One aspect of the AGA guidelines and the “60 Minutes” report that industry insiders praise is their acknowledgement of strain specificity. As Paraskevakos says, “There’s overwhelming evidence toward strain-specific probiotic effects. Probiotics shouldn’t be treated as a homogenous class of interventions.”
Yet while Shaheen Majeed, president worldwide, Sabinsa (East Windsor, NJ), also appreciates the mention of strain specificity, he considers the AGA late to the game.
“The study postulates that devising a product with a proper, viable, and potent strain of probiotic species—and administering it at an optimal probiotic concentration—may produce the desired health effects,” Majeed says. “But that observation is actually a bit behind the times because those involved in formulating effective probiotic products already know that formulators need to select the right probiotic for the intended benefit.”

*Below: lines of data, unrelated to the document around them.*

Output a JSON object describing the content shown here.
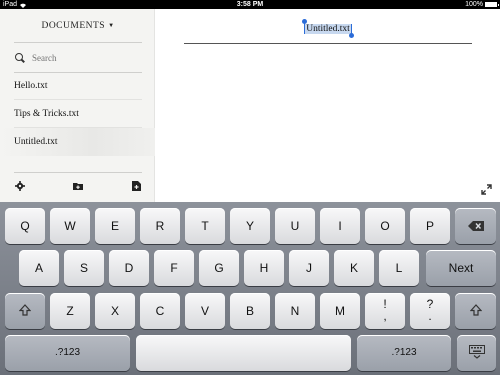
{
  "status_bar": {
    "carrier": "iPad",
    "wifi_icon": "wifi-icon",
    "time": "3:58 PM",
    "battery_text": "100%",
    "battery_level": 1.0
  },
  "sidebar": {
    "title": "DOCUMENTS",
    "search_placeholder": "Search",
    "files": [
      {
        "name": "Hello.txt"
      },
      {
        "name": "Tips & Tricks.txt"
      },
      {
        "name": "Untitled.txt"
      }
    ],
    "selected_file": "Untitled.txt",
    "toolbar_icons": [
      "gear-icon",
      "new-folder-icon",
      "new-document-icon"
    ]
  },
  "editor": {
    "title": "Untitled.txt",
    "fullscreen_icon": "expand-icon"
  },
  "keyboard": {
    "row1": [
      "Q",
      "W",
      "E",
      "R",
      "T",
      "Y",
      "U",
      "I",
      "O",
      "P"
    ],
    "row2": [
      "A",
      "S",
      "D",
      "F",
      "G",
      "H",
      "J",
      "K",
      "L"
    ],
    "return_label": "Next",
    "row3": [
      "Z",
      "X",
      "C",
      "V",
      "B",
      "N",
      "M"
    ],
    "punct1": [
      "!",
      ","
    ],
    "punct2": [
      "?",
      "."
    ],
    "numbers_label": ".?123",
    "backspace_icon": "backspace-icon",
    "shift_icon": "shift-icon",
    "hide_keyboard_icon": "hide-keyboard-icon"
  }
}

Either way, the underlying message isn’t all bad, Majeed concludes. “The AGA guidelines aren’t against the use of probiotics, but rather define the conditions where probiotics cannot be used as supportive therapy. Thus, we shouldn’t feel the report as a blow, but as a roadmap for developing probiotic niches.”
That’s just what industry is doing, with an emphasis on study quality. “Formulators should rely on properly planned and evaluated research,” Majeed says. “It’s not enough to say there’s research on a probiotic; the quality of that research matters.”
Montgomery puts her company’s research in that camp. “Our eight-step Howaru Verify Protocol ensures that our probiotic strains are well-documented for safety, quality, and efficacy,” she says. That means conducting clinical trials on probiotic strains and strain combinations to demonstrate safety and efficacy, monitoring viability through study duration, consistently reporting adverse events, and registering all studies on clinical-trial registries. “We also believe in clinical-trial transparency and seek to eliminate bias in our trials via multiple mechanisms,” she says.
Which makes you wonder what all the fuss is about.
“We’re not seeing any slowdown in probiotic use or sales,” Paraskevakos says. Forecasts predict 10% retail growth in the category for 2020 and beyond, he notes, and “while we don’t have the numbers yet, all indications are that e-commerce will be more.” Further research even shows that consumers appreciate probiotics’ scientifically supported immune benefits even more as the COVID-19 pandemic persists.
In fact, the IPA has fielded more requests for information since the AGA guidelines and “60 Minutes” story dropped, Paraskevakos says, with the group’s education and science committees busy answering questions and creating resources for healthcare providers, journalists, and consumers.
“The job is never finished,” he says. “But hopefully, one day we’ll stop seeing misinformation published about probiotics.”